Tecnotion shall be entitled to suspend any (further) performance of the agreement or to dissolve the agreement, without prejudice to its right to claim alternative or additional damages, if any goods of the Customer are attached or if the Customer is granted a suspension of payments or is declared bankrupt, if the Customer defaults in complying with one or more of its obligations to Tecnotion or if Tecnotion fears that the Customer is or will be unable to meet its obligations under the agreement and the Customer fails to offer adequate security for the performance of its obligations. If one of the events referred to in this article occurs, all claims it may have against the Customer on
whatever basis will immediately become due.

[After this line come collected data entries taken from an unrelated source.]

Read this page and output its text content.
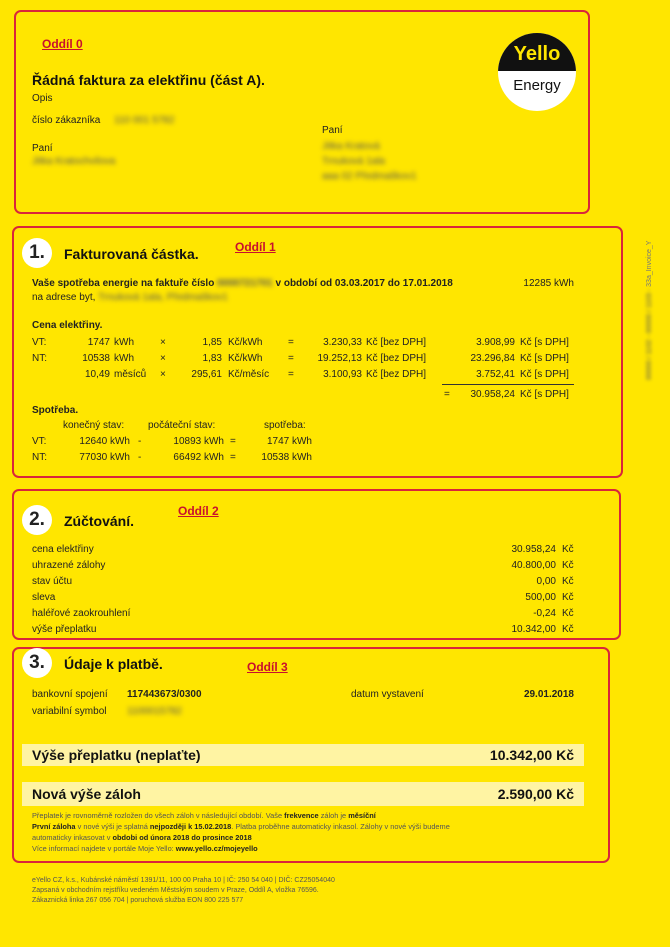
Oddíl 0
Řádná faktura za elektřinu (část A).
Opis
číslo zákazníka 110 001 5782
Paní
Jitka Kratochvilova
Paní
Jitka Kratová
Trnuková 1ala
aaa 02 Předmaškov1
Yello
Energy
1.	Fakturovaná částka.	Oddíl 1
Vaše spotřeba energie na faktuře číslo 0000721701 v období od 03.03.2017 do 17.01.2018	12285 kWh
na adrese byt, Trnuková 1ala, Předmaškov1
Cena elektřiny.
VT:	1747 kWh	×	1,85 Kč/kWh	=	3.230,33 Kč [bez DPH]	3.908,99 Kč [s DPH]
NT:	10538 kWh	×	1,83 Kč/kWh	=	19.252,13 Kč [bez DPH]	23.296,84 Kč [s DPH]
10,49 měsíců ×	295,61 Kč/měsíc =	3.100,93 Kč [bez DPH]	3.752,41 Kč [s DPH]
=	30.958,24 Kč [s DPH]
Spotřeba.
konečný stav: počáteční stav:	spotřeba:
VT:	12640 kWh -	10893 kWh =	1747 kWh
NT:	77030 kWh -	66492 kWh =	10538 kWh
2.	Zúčtování.
Oddíl 2
cena elektřiny	30.958,24 Kč
uhrazené zálohy	40.800,00 Kč
stav účtu	0,00 Kč
sleva	500,00 Kč
haléřové zaokrouhlení	-0,24 Kč
výše přeplatku	10.342,00 Kč
3.	Údaje k platbě.	Oddíl 3
bankovní spojení 117443673/0300	datum vystavení	29.01.2018
variabilní symbol 1100015782
Výše přeplatku (neplaťte)	10.342,00 Kč
Nová výše záloh	2.590,00 Kč
Přeplatek je rovnoměrně rozložen do všech záloh v následující období. Vaše frekvence záloh je měsíční
První záloha v nové výši je splatná nejpozději k 15.02.2018. Platba proběhne automaticky inkasol. Zálohy v nové výši budeme
automaticky inkasovat v obdobi od února 2018 do prosince 2018
Více informací najdete v portále Moje Yello: www.yello.cz/mojeyello
eYello CZ, k.s., Kubánské náměstí 1391/11, 100 00 Praha 10 | IČ: 250 54 040 | DIČ: CZ25054040
Zapsaná v obchodním rejstříku vedeném Městským soudem v Praze, Oddíl A, vložka 76596.
Zákaznická linka 267 056 704 | poruchová služba EON 800 225 577
00000 / 1102 - 00000 / 1103 - 33a_Invoice_Y
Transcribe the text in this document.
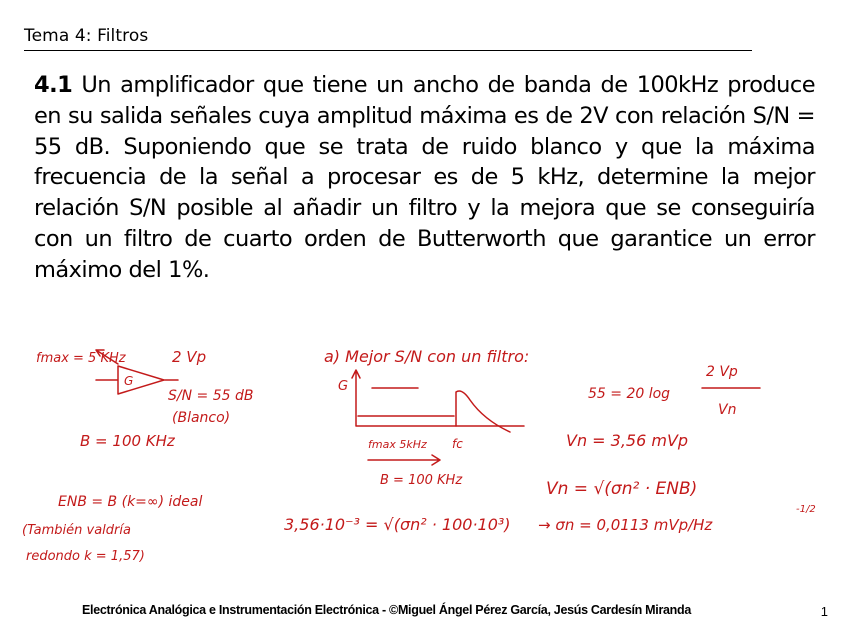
Tema 4: Filtros
4.1 Un amplificador que tiene un ancho de banda de 100kHz produce en su salida señales cuya amplitud máxima es de 2V con relación S/N = 55 dB. Suponiendo que se trata de ruido blanco y que la máxima frecuencia de la señal a procesar es de 5 kHz, determine la mejor relación S/N posible al añadir un filtro y la mejora que se conseguiría con un filtro de cuarto orden de Butterworth que garantice un error máximo del 1%.
fmax = 5 KHz	2 Vp
G
S/N = 55 dB
(Blanco)
B = 100 KHz
a) Mejor S/N con un filtro:
G
fmax 5kHz fc
B = 100 KHz
55 = 20 log
2 Vp
Vn
Vn = 3,56 mVp
Vn = √(σn² · ENB)
ENB = B (k=∞) ideal
(También valdría
redondo k = 1,57)
3,56·10⁻³ = √(σn² · 100·10³) → σn = 0,0113 mVp/Hz
-1/2
Electrónica Analógica e Instrumentación Electrónica - ©Miguel Ángel Pérez García, Jesús Cardesín Miranda	1
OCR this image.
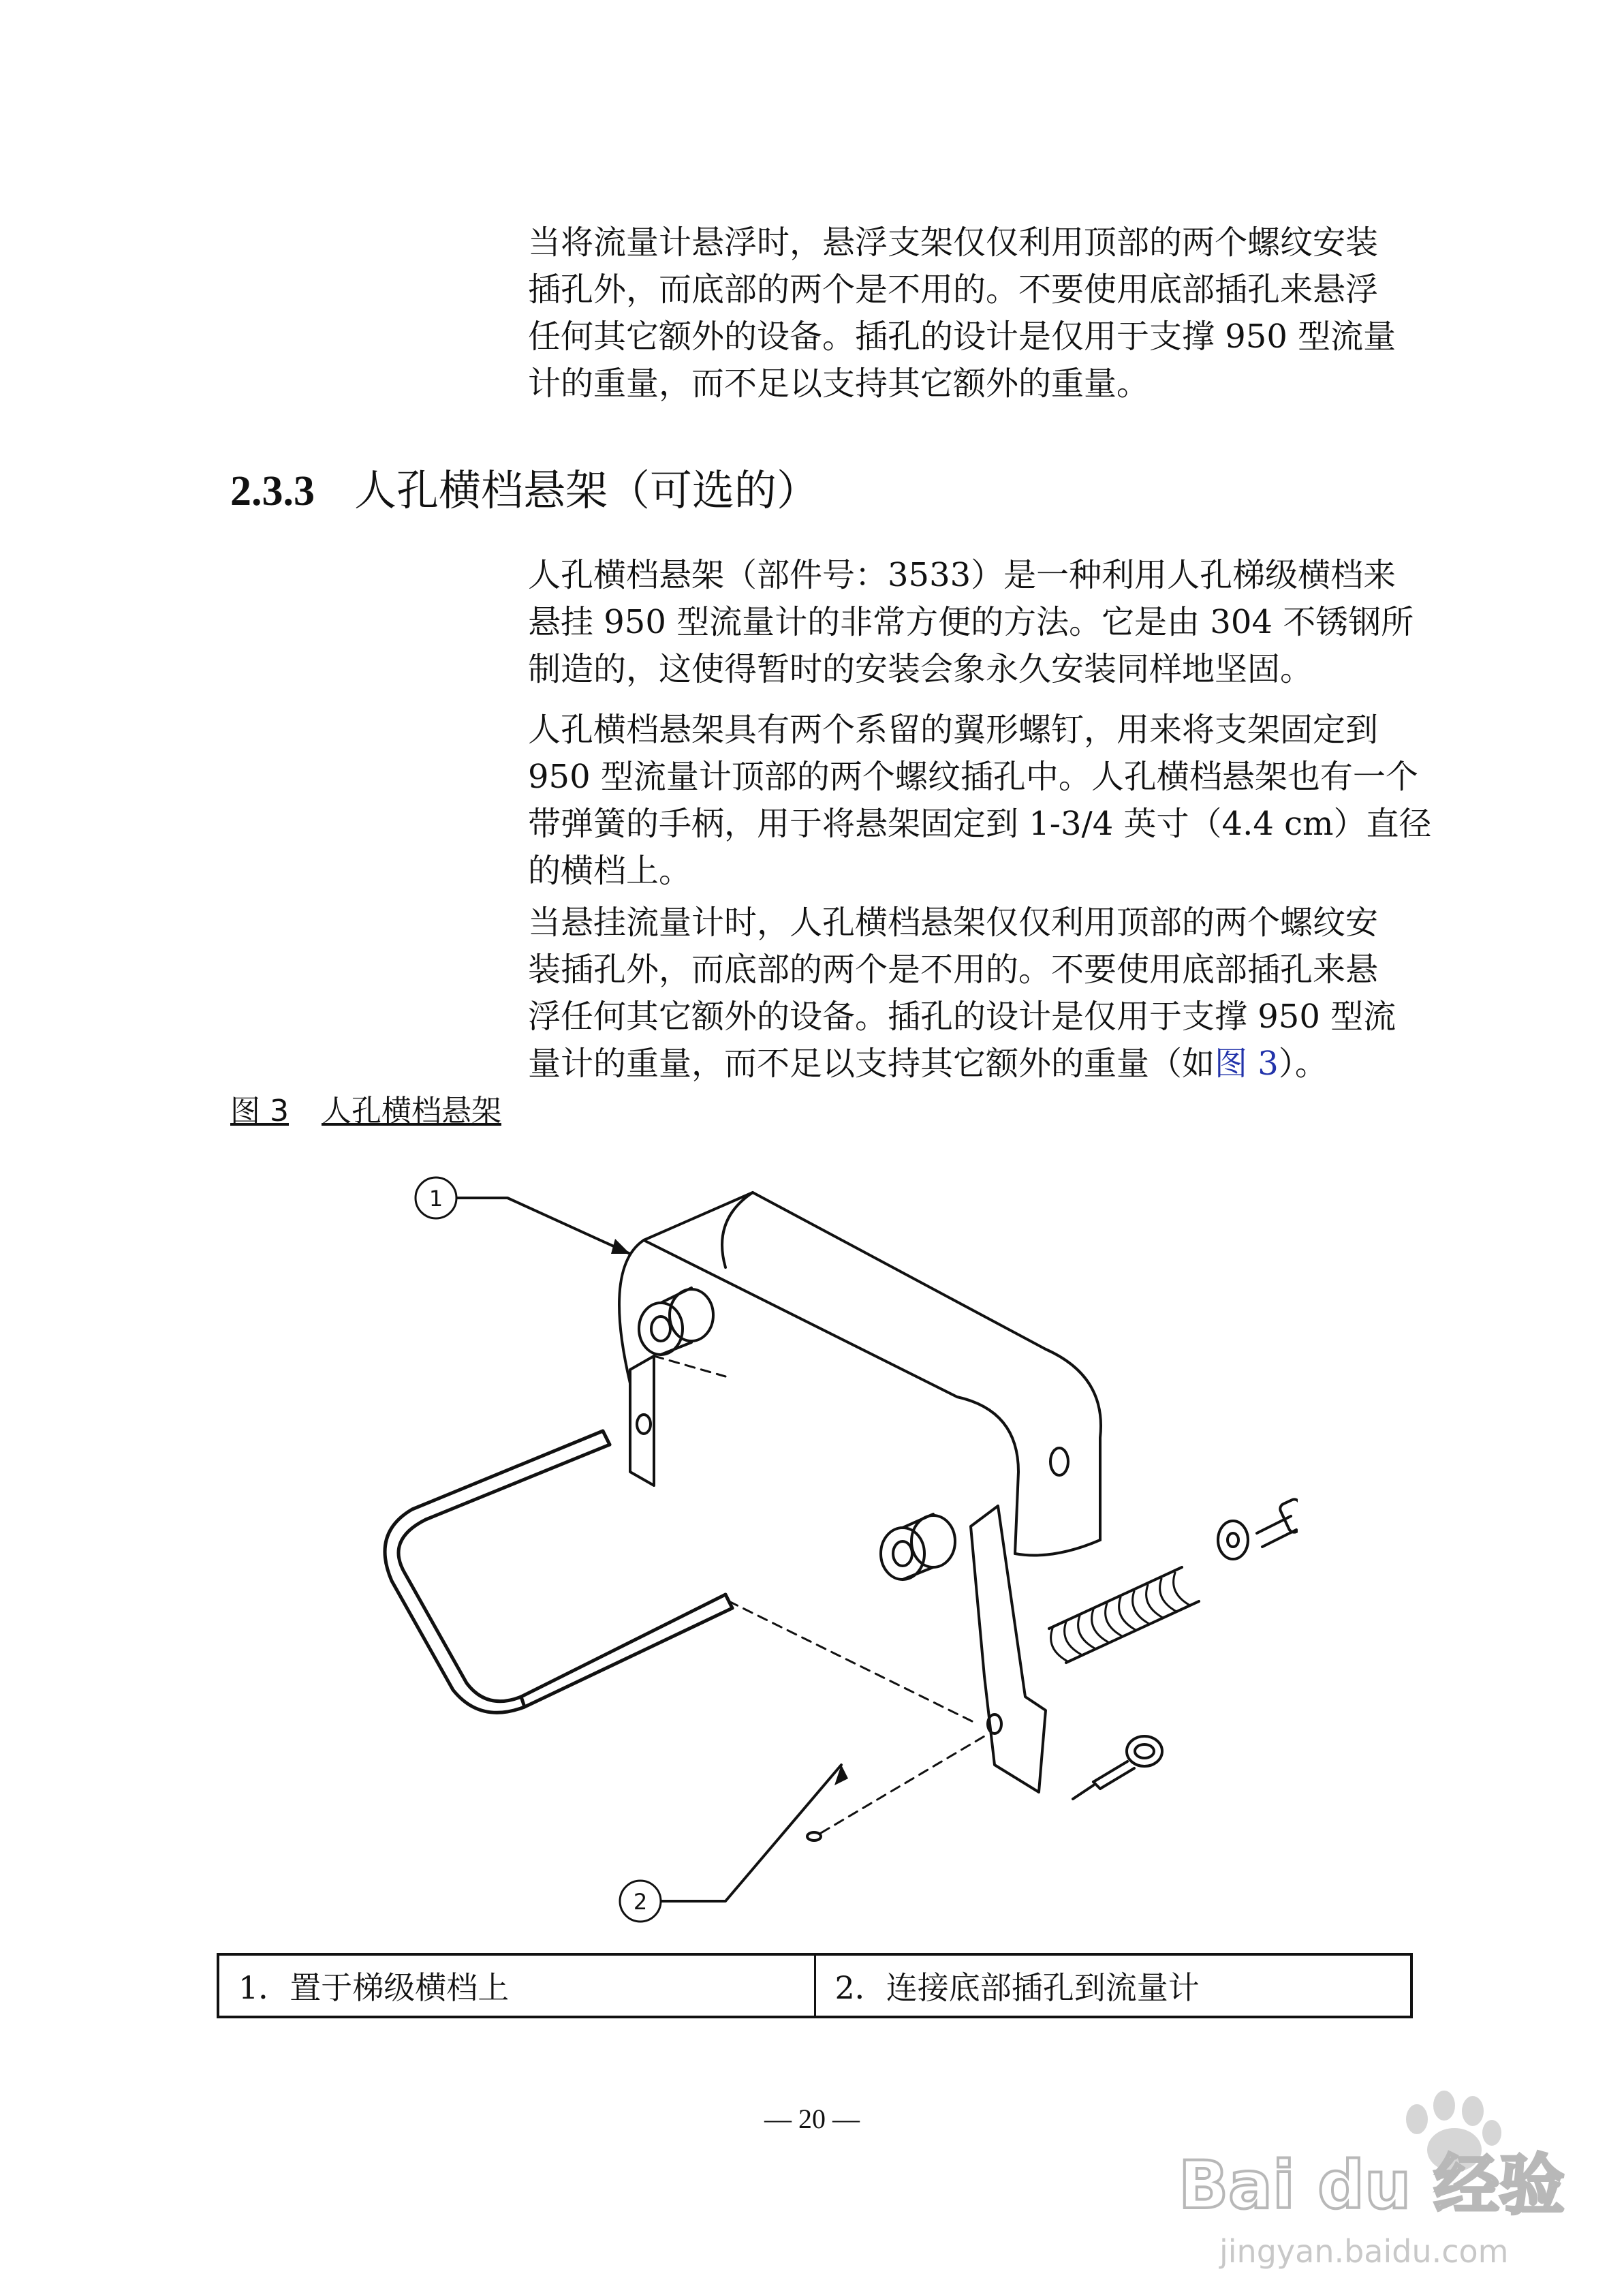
当将流量计悬浮时，悬浮支架仅仅利用顶部的两个螺纹安装
插孔外，而底部的两个是不用的。不要使用底部插孔来悬浮
任何其它额外的设备。插孔的设计是仅用于支撑 950 型流量
计的重量，而不足以支持其它额外的重量。

2.3.3 人孔横档悬架（可选的）

人孔横档悬架（部件号：3533）是一种利用人孔梯级横档来
悬挂 950 型流量计的非常方便的方法。它是由 304 不锈钢所
制造的，这使得暂时的安装会象永久安装同样地坚固。

人孔横档悬架具有两个系留的翼形螺钉，用来将支架固定到
950 型流量计顶部的两个螺纹插孔中。人孔横档悬架也有一个
带弹簧的手柄，用于将悬架固定到 1-3/4 英寸（4.4 cm）直径
的横档上。

当悬挂流量计时，人孔横档悬架仅仅利用顶部的两个螺纹安
装插孔外，而底部的两个是不用的。不要使用底部插孔来悬
浮任何其它额外的设备。插孔的设计是仅用于支撑 950 型流
量计的重量，而不足以支持其它额外的重量（如图 3）。

图 3 人孔横档悬架

1
2
1．置于梯级横档上	2．连接底部插孔到流量计

— 20 —

Bai du 经验
jingyan.baidu.com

Unless otherwise agreed, each agreement will be entered into for one specific and specified job. Tecnotion may for weighty reasons, to be determined at its discretion, prematurely discontinue or give notice of termination of the agreement in whole or in part without prejudice to any other right. The Customer is, in such case, obliged to (i) pay for the work actually performed in the event of periodic payment, or (ii) pay a proportional part of the agreed upon compensation, considering the term of the agreement already expired and the work performed, in the event of a fixed contract sum. Tecnotion will not be obliged to compensate any damage which the customer might incur as a consequence thereof.
12. Applicable law and disputes
All offers and agreements existing between Tecnotion and the Customer shall be governed by the laws of the Netherlands. Application of the United Nations Convention on Contracts for the International Sale of Goods is hereby expressly excluded. All disputes shall be submitted to the competent Court of Almelo. This clause shall not preclude Tecnotion from its right to file the dispute with any other court, that would be competent in the absence of this choice of forum.